The friction between our private sense of time and the objectively observable notion of Time—be it in the news or in the updates of a friend talking to you by telephone—creates the
texture we know as consciousness. It is the source of our subjectivity and our greatest pain and dislocation. Consciousness is what sets us apart from so many other animals and from one another. As our world moved faster, or appeared to, we became left behind and alone. A telephone call, a face-to-face meeting into which we become absorbed, a deeply rewarding mental or physical task, a moment’s prayer might briefly make us forget this fact; but when the silence returns—as it must—we cannot escape the hard truth that we are alone in the world.

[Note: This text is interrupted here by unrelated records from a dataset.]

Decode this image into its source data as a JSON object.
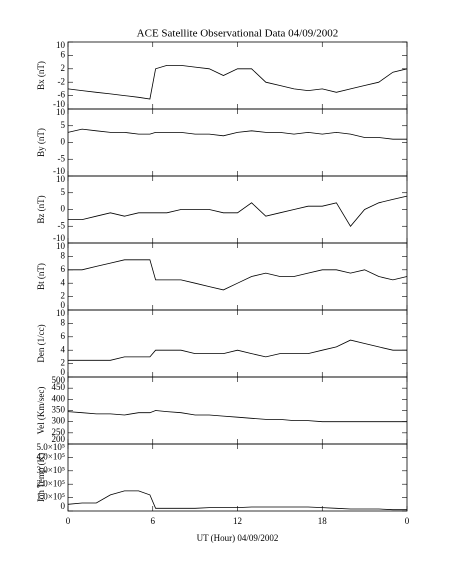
{
  "chart_data": [
    {
      "type": "line",
      "title": "ACE Satellite Observational Data   04/09/2002",
      "ylabel": "Bx (nT)",
      "color": "#000000",
      "x": [
        0,
        1,
        2,
        3,
        4,
        5,
        5.8,
        6.2,
        7,
        8,
        9,
        10,
        11,
        12,
        13,
        14,
        15,
        16,
        17,
        18,
        19,
        20,
        21,
        22,
        23,
        24
      ],
      "values": [
        -4,
        -4.5,
        -5,
        -5.5,
        -6,
        -6.5,
        -7,
        2,
        3,
        3,
        2.5,
        2,
        0,
        2,
        2,
        -2,
        -3,
        -4,
        -4.5,
        -4,
        -5,
        -4,
        -3,
        -2,
        1,
        2
      ],
      "xlim": [
        0,
        24
      ],
      "xticks": [
        0,
        6,
        12,
        18,
        24
      ],
      "ylim": [
        -10,
        10
      ],
      "yticks": [
        10,
        6,
        2,
        -2,
        -6,
        -10
      ]
    },
    {
      "type": "line",
      "ylabel": "By (nT)",
      "color": "#000000",
      "x": [
        0,
        1,
        2,
        3,
        4,
        5,
        5.8,
        6.2,
        7,
        8,
        9,
        10,
        11,
        12,
        13,
        14,
        15,
        16,
        17,
        18,
        19,
        20,
        21,
        22,
        23,
        24
      ],
      "values": [
        3,
        4,
        3.5,
        3,
        3,
        2.5,
        2.5,
        3,
        3,
        3,
        2.5,
        2.5,
        2,
        3,
        3.5,
        3,
        3,
        2.5,
        3,
        2.5,
        3,
        2.5,
        1.5,
        1.5,
        1,
        1
      ],
      "xlim": [
        0,
        24
      ],
      "xticks": [
        0,
        6,
        12,
        18,
        24
      ],
      "ylim": [
        -10,
        10
      ],
      "yticks": [
        10,
        5,
        0,
        -5,
        -10
      ]
    },
    {
      "type": "line",
      "ylabel": "Bz (nT)",
      "color": "#000000",
      "x": [
        0,
        1,
        2,
        3,
        4,
        5,
        5.8,
        6.2,
        7,
        8,
        9,
        10,
        11,
        12,
        13,
        14,
        15,
        16,
        17,
        18,
        19,
        20,
        21,
        22,
        23,
        24
      ],
      "values": [
        -3,
        -3,
        -2,
        -1,
        -2,
        -1,
        -1,
        -1,
        -1,
        0,
        0,
        0,
        -1,
        -1,
        2,
        -2,
        -1,
        0,
        1,
        1,
        2,
        -5,
        0,
        2,
        3,
        4
      ],
      "xlim": [
        0,
        24
      ],
      "xticks": [
        0,
        6,
        12,
        18,
        24
      ],
      "ylim": [
        -10,
        10
      ],
      "yticks": [
        10,
        5,
        0,
        -5,
        -10
      ]
    },
    {
      "type": "line",
      "ylabel": "Bt (nT)",
      "color": "#000000",
      "x": [
        0,
        1,
        2,
        3,
        4,
        5,
        5.8,
        6.2,
        7,
        8,
        9,
        10,
        11,
        12,
        13,
        14,
        15,
        16,
        17,
        18,
        19,
        20,
        21,
        22,
        23,
        24
      ],
      "values": [
        6,
        6,
        6.5,
        7,
        7.5,
        7.5,
        7.5,
        4.5,
        4.5,
        4.5,
        4,
        3.5,
        3,
        4,
        5,
        5.5,
        5,
        5,
        5.5,
        6,
        6,
        5.5,
        6,
        5,
        4.5,
        5
      ],
      "xlim": [
        0,
        24
      ],
      "xticks": [
        0,
        6,
        12,
        18,
        24
      ],
      "ylim": [
        0,
        10
      ],
      "yticks": [
        10,
        8,
        6,
        4,
        2,
        0
      ]
    },
    {
      "type": "line",
      "ylabel": "Den (1/cc)",
      "color": "#000000",
      "x": [
        0,
        1,
        2,
        3,
        4,
        5,
        5.8,
        6.2,
        7,
        8,
        9,
        10,
        11,
        12,
        13,
        14,
        15,
        16,
        17,
        18,
        19,
        20,
        21,
        22,
        23,
        24
      ],
      "values": [
        2.5,
        2.5,
        2.5,
        2.5,
        3,
        3,
        3,
        4,
        4,
        4,
        3.5,
        3.5,
        3.5,
        4,
        3.5,
        3,
        3.5,
        3.5,
        3.5,
        4,
        4.5,
        5.5,
        5,
        4.5,
        4,
        4
      ],
      "xlim": [
        0,
        24
      ],
      "xticks": [
        0,
        6,
        12,
        18,
        24
      ],
      "ylim": [
        0,
        10
      ],
      "yticks": [
        10,
        8,
        6,
        4,
        2,
        0
      ]
    },
    {
      "type": "line",
      "ylabel": "Vel (Km/sec)",
      "color": "#000000",
      "x": [
        0,
        1,
        2,
        3,
        4,
        5,
        5.8,
        6.2,
        7,
        8,
        9,
        10,
        11,
        12,
        13,
        14,
        15,
        16,
        17,
        18,
        19,
        20,
        21,
        22,
        23,
        24
      ],
      "values": [
        345,
        340,
        335,
        335,
        330,
        340,
        340,
        350,
        345,
        340,
        330,
        330,
        325,
        320,
        315,
        310,
        310,
        305,
        305,
        300,
        300,
        300,
        300,
        300,
        300,
        300
      ],
      "xlim": [
        0,
        24
      ],
      "xticks": [
        0,
        6,
        12,
        18,
        24
      ],
      "ylim": [
        200,
        500
      ],
      "yticks": [
        500,
        450,
        400,
        350,
        300,
        250,
        200
      ]
    },
    {
      "type": "line",
      "ylabel": "Ion Temp (K)",
      "xlabel": "UT (Hour)   04/09/2002",
      "color": "#000000",
      "x": [
        0,
        1,
        2,
        3,
        4,
        5,
        5.8,
        6.2,
        7,
        8,
        9,
        10,
        11,
        12,
        13,
        14,
        15,
        16,
        17,
        18,
        19,
        20,
        21,
        22,
        23,
        24
      ],
      "values": [
        50000,
        60000,
        60000,
        120000,
        150000,
        150000,
        120000,
        20000,
        20000,
        20000,
        20000,
        25000,
        25000,
        25000,
        30000,
        30000,
        30000,
        30000,
        30000,
        25000,
        20000,
        15000,
        15000,
        15000,
        10000,
        10000
      ],
      "xlim": [
        0,
        24
      ],
      "xticks": [
        0,
        6,
        12,
        18,
        {
          "value": 24,
          "label": "0"
        }
      ],
      "ylim": [
        0,
        500000
      ],
      "yticks": [
        {
          "value": 500000,
          "label": "5.0×10⁵"
        },
        {
          "value": 400000,
          "label": "4.0×10⁵"
        },
        {
          "value": 300000,
          "label": "3.0×10⁵"
        },
        {
          "value": 200000,
          "label": "2.0×10⁵"
        },
        {
          "value": 100000,
          "label": "1.0×10⁵"
        },
        0
      ]
    }
  ]
}
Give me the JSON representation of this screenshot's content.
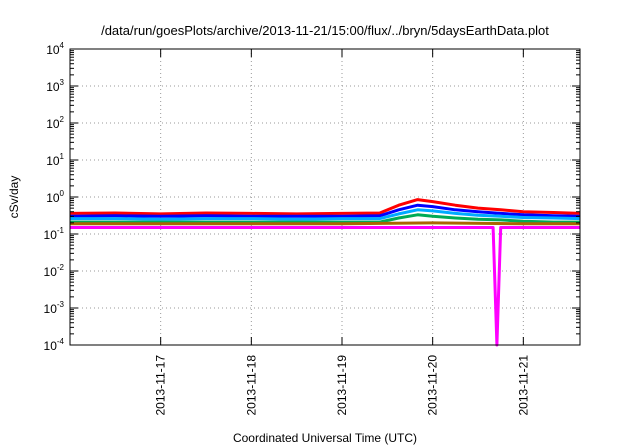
{
  "chart_data": {
    "type": "line",
    "title": "/data/run/goesPlots/archive/2013-11-21/15:00/flux/../bryn/5daysEarthData.plot",
    "xlabel": "Coordinated Universal Time (UTC)",
    "ylabel": "cSv/day",
    "y_scale": "log",
    "ylim": [
      0.0001,
      10000
    ],
    "xlim": [
      "2013-11-16 00:00",
      "2013-11-21 15:00"
    ],
    "grid": true,
    "legend": "none",
    "x_ticks": [
      {
        "value": "2013-11-17 00:00",
        "label": "2013-11-17"
      },
      {
        "value": "2013-11-18 00:00",
        "label": "2013-11-18"
      },
      {
        "value": "2013-11-19 00:00",
        "label": "2013-11-19"
      },
      {
        "value": "2013-11-20 00:00",
        "label": "2013-11-20"
      },
      {
        "value": "2013-11-21 00:00",
        "label": "2013-11-21"
      }
    ],
    "y_ticks": [
      {
        "value": 0.0001,
        "base": "10",
        "exp": "-4"
      },
      {
        "value": 0.001,
        "base": "10",
        "exp": "-3"
      },
      {
        "value": 0.01,
        "base": "10",
        "exp": "-2"
      },
      {
        "value": 0.1,
        "base": "10",
        "exp": "-1"
      },
      {
        "value": 1,
        "base": "10",
        "exp": "0"
      },
      {
        "value": 10,
        "base": "10",
        "exp": "1"
      },
      {
        "value": 100,
        "base": "10",
        "exp": "2"
      },
      {
        "value": 1000,
        "base": "10",
        "exp": "3"
      },
      {
        "value": 10000,
        "base": "10",
        "exp": "4"
      }
    ],
    "series": [
      {
        "color": "#ff0000",
        "x": [
          "2013-11-16 00:00",
          "2013-11-16 12:00",
          "2013-11-17 00:00",
          "2013-11-17 12:00",
          "2013-11-18 00:00",
          "2013-11-18 12:00",
          "2013-11-19 00:00",
          "2013-11-19 10:00",
          "2013-11-19 15:00",
          "2013-11-19 20:00",
          "2013-11-20 00:00",
          "2013-11-20 06:00",
          "2013-11-20 12:00",
          "2013-11-20 18:00",
          "2013-11-21 00:00",
          "2013-11-21 08:00",
          "2013-11-21 15:00"
        ],
        "y": [
          0.36,
          0.37,
          0.35,
          0.37,
          0.36,
          0.35,
          0.36,
          0.37,
          0.6,
          0.85,
          0.75,
          0.6,
          0.5,
          0.45,
          0.4,
          0.38,
          0.36
        ]
      },
      {
        "color": "#0000ff",
        "x": [
          "2013-11-16 00:00",
          "2013-11-16 12:00",
          "2013-11-17 00:00",
          "2013-11-17 12:00",
          "2013-11-18 00:00",
          "2013-11-18 12:00",
          "2013-11-19 00:00",
          "2013-11-19 10:00",
          "2013-11-19 15:00",
          "2013-11-19 20:00",
          "2013-11-20 00:00",
          "2013-11-20 06:00",
          "2013-11-20 12:00",
          "2013-11-20 18:00",
          "2013-11-21 00:00",
          "2013-11-21 08:00",
          "2013-11-21 15:00"
        ],
        "y": [
          0.3,
          0.31,
          0.3,
          0.31,
          0.3,
          0.3,
          0.3,
          0.31,
          0.45,
          0.6,
          0.55,
          0.45,
          0.4,
          0.36,
          0.33,
          0.31,
          0.3
        ]
      },
      {
        "color": "#00aaff",
        "x": [
          "2013-11-16 00:00",
          "2013-11-16 12:00",
          "2013-11-17 00:00",
          "2013-11-17 12:00",
          "2013-11-18 00:00",
          "2013-11-18 12:00",
          "2013-11-19 00:00",
          "2013-11-19 10:00",
          "2013-11-19 15:00",
          "2013-11-19 20:00",
          "2013-11-20 00:00",
          "2013-11-20 06:00",
          "2013-11-20 12:00",
          "2013-11-20 18:00",
          "2013-11-21 00:00",
          "2013-11-21 08:00",
          "2013-11-21 15:00"
        ],
        "y": [
          0.26,
          0.26,
          0.25,
          0.26,
          0.26,
          0.25,
          0.26,
          0.26,
          0.35,
          0.45,
          0.42,
          0.36,
          0.32,
          0.3,
          0.28,
          0.27,
          0.26
        ]
      },
      {
        "color": "#00aa55",
        "x": [
          "2013-11-16 00:00",
          "2013-11-16 12:00",
          "2013-11-17 00:00",
          "2013-11-17 12:00",
          "2013-11-18 00:00",
          "2013-11-18 12:00",
          "2013-11-19 00:00",
          "2013-11-19 10:00",
          "2013-11-19 15:00",
          "2013-11-19 20:00",
          "2013-11-20 00:00",
          "2013-11-20 06:00",
          "2013-11-20 12:00",
          "2013-11-20 18:00",
          "2013-11-21 00:00",
          "2013-11-21 08:00",
          "2013-11-21 15:00"
        ],
        "y": [
          0.21,
          0.21,
          0.21,
          0.21,
          0.21,
          0.21,
          0.21,
          0.21,
          0.27,
          0.33,
          0.3,
          0.27,
          0.25,
          0.24,
          0.22,
          0.21,
          0.21
        ]
      },
      {
        "color": "#aa6600",
        "x": [
          "2013-11-16 00:00",
          "2013-11-17 00:00",
          "2013-11-18 00:00",
          "2013-11-19 00:00",
          "2013-11-20 00:00",
          "2013-11-21 00:00",
          "2013-11-21 15:00"
        ],
        "y": [
          0.19,
          0.19,
          0.19,
          0.19,
          0.2,
          0.19,
          0.19
        ]
      },
      {
        "color": "#ff00ff",
        "x": [
          "2013-11-16 00:00",
          "2013-11-16 12:00",
          "2013-11-17 00:00",
          "2013-11-17 12:00",
          "2013-11-18 00:00",
          "2013-11-18 12:00",
          "2013-11-19 00:00",
          "2013-11-19 12:00",
          "2013-11-20 00:00",
          "2013-11-20 12:00",
          "2013-11-20 16:00",
          "2013-11-20 17:00",
          "2013-11-20 18:00",
          "2013-11-21 00:00",
          "2013-11-21 15:00"
        ],
        "y": [
          0.15,
          0.15,
          0.15,
          0.15,
          0.15,
          0.15,
          0.15,
          0.15,
          0.15,
          0.15,
          0.15,
          0.0001,
          0.15,
          0.15,
          0.15
        ]
      }
    ]
  }
}
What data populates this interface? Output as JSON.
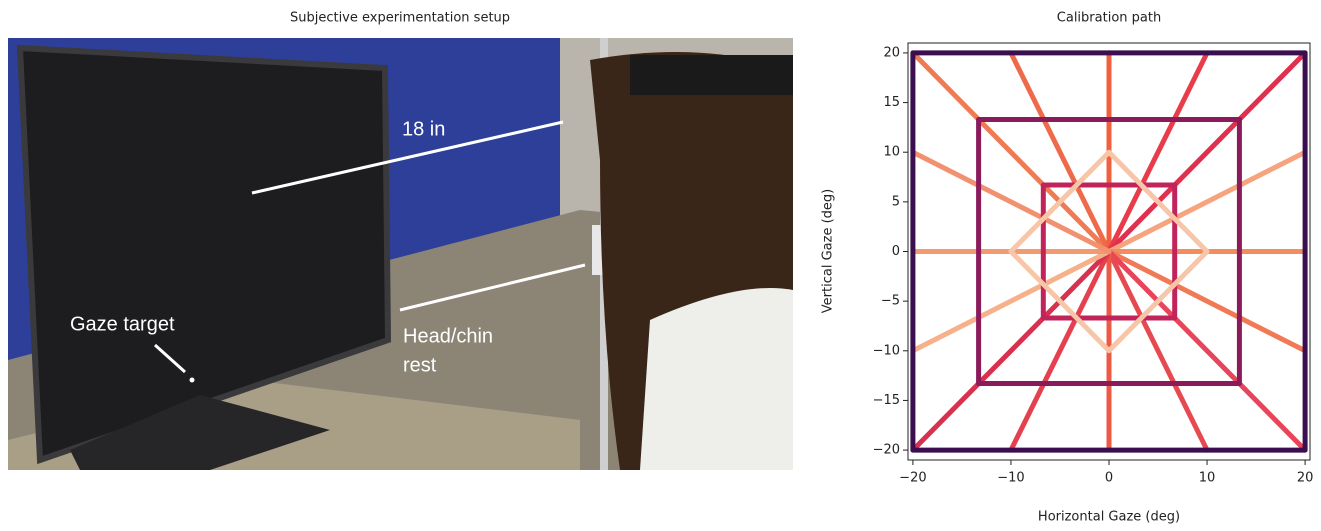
{
  "photo": {
    "title": "Subjective experimentation setup",
    "annotations": [
      "18 in",
      "Gaze target",
      "Head/chin",
      "rest"
    ]
  },
  "chart_data": {
    "type": "line",
    "title": "Calibration path",
    "xlabel": "Horizontal Gaze (deg)",
    "ylabel": "Vertical Gaze (deg)",
    "xlim": [
      -20.5,
      20.5
    ],
    "ylim": [
      -21,
      21
    ],
    "xticks": [
      {
        "value": -20,
        "label": "−20"
      },
      {
        "value": -10,
        "label": "−10"
      },
      0,
      10,
      20
    ],
    "yticks": [
      {
        "value": -20,
        "label": "−20"
      },
      {
        "value": -15,
        "label": "−15"
      },
      {
        "value": -10,
        "label": "−10"
      },
      {
        "value": -5,
        "label": "−5"
      },
      0,
      5,
      10,
      15,
      20
    ],
    "series": [
      {
        "color": "#f07a52",
        "x": [
          0,
          -20
        ],
        "values": [
          0,
          20
        ]
      },
      {
        "color": "#ef6a4a",
        "x": [
          0,
          -10
        ],
        "values": [
          0,
          20
        ]
      },
      {
        "color": "#f0603f",
        "x": [
          0,
          0
        ],
        "values": [
          0,
          20
        ]
      },
      {
        "color": "#e83c4a",
        "x": [
          0,
          10
        ],
        "values": [
          0,
          20
        ]
      },
      {
        "color": "#e0304e",
        "x": [
          0,
          20
        ],
        "values": [
          0,
          20
        ]
      },
      {
        "color": "#f5a47e",
        "x": [
          0,
          20
        ],
        "values": [
          0,
          10
        ]
      },
      {
        "color": "#f28d60",
        "x": [
          0,
          20
        ],
        "values": [
          0,
          0
        ]
      },
      {
        "color": "#f07a55",
        "x": [
          0,
          20
        ],
        "values": [
          0,
          -10
        ]
      },
      {
        "color": "#e8445a",
        "x": [
          0,
          20
        ],
        "values": [
          0,
          -20
        ]
      },
      {
        "color": "#e64a50",
        "x": [
          0,
          10
        ],
        "values": [
          0,
          -20
        ]
      },
      {
        "color": "#ec5a45",
        "x": [
          0,
          0
        ],
        "values": [
          0,
          -20
        ]
      },
      {
        "color": "#e5404e",
        "x": [
          0,
          -10
        ],
        "values": [
          0,
          -20
        ]
      },
      {
        "color": "#d8304f",
        "x": [
          0,
          -20
        ],
        "values": [
          0,
          -20
        ]
      },
      {
        "color": "#f6b08a",
        "x": [
          0,
          -20
        ],
        "values": [
          0,
          -10
        ]
      },
      {
        "color": "#f49a70",
        "x": [
          0,
          -20
        ],
        "values": [
          0,
          0
        ]
      },
      {
        "color": "#f29170",
        "x": [
          0,
          -20
        ],
        "values": [
          0,
          10
        ]
      },
      {
        "color": "#3b0f4f",
        "x": [
          -20,
          20,
          20,
          -20,
          -20
        ],
        "values": [
          20,
          20,
          -20,
          -20,
          20
        ]
      },
      {
        "color": "#8a1a5a",
        "x": [
          -13.3,
          13.3,
          13.3,
          -13.3,
          -13.3
        ],
        "values": [
          13.3,
          13.3,
          -13.3,
          -13.3,
          13.3
        ]
      },
      {
        "color": "#c0245a",
        "x": [
          -6.7,
          6.7,
          6.7,
          -6.7,
          -6.7
        ],
        "values": [
          6.7,
          6.7,
          -6.7,
          -6.7,
          6.7
        ]
      },
      {
        "color": "#f7c6a8",
        "x": [
          0,
          10,
          0,
          -10,
          0
        ],
        "values": [
          10,
          0,
          -10,
          0,
          10
        ]
      }
    ]
  }
}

None of the technological inventions of the nineteenth and early twentieth centuries gave us a total reprieve from our singularity; they merely swathed it in padded wrapping. People in many countries could get into cars and drive to see one another. The telegraph meant that urgent news could be sent swiftly and business transacted. In the end, though, long-distance rates meant that it was more practical for people who had a lot to say to simply pick up the phone. One could cook or put children to bed and meanwhile carry on a separate conversation. Up until the invention of the fax machine, important memos and business documents were still sent by letter, airmail if necessary.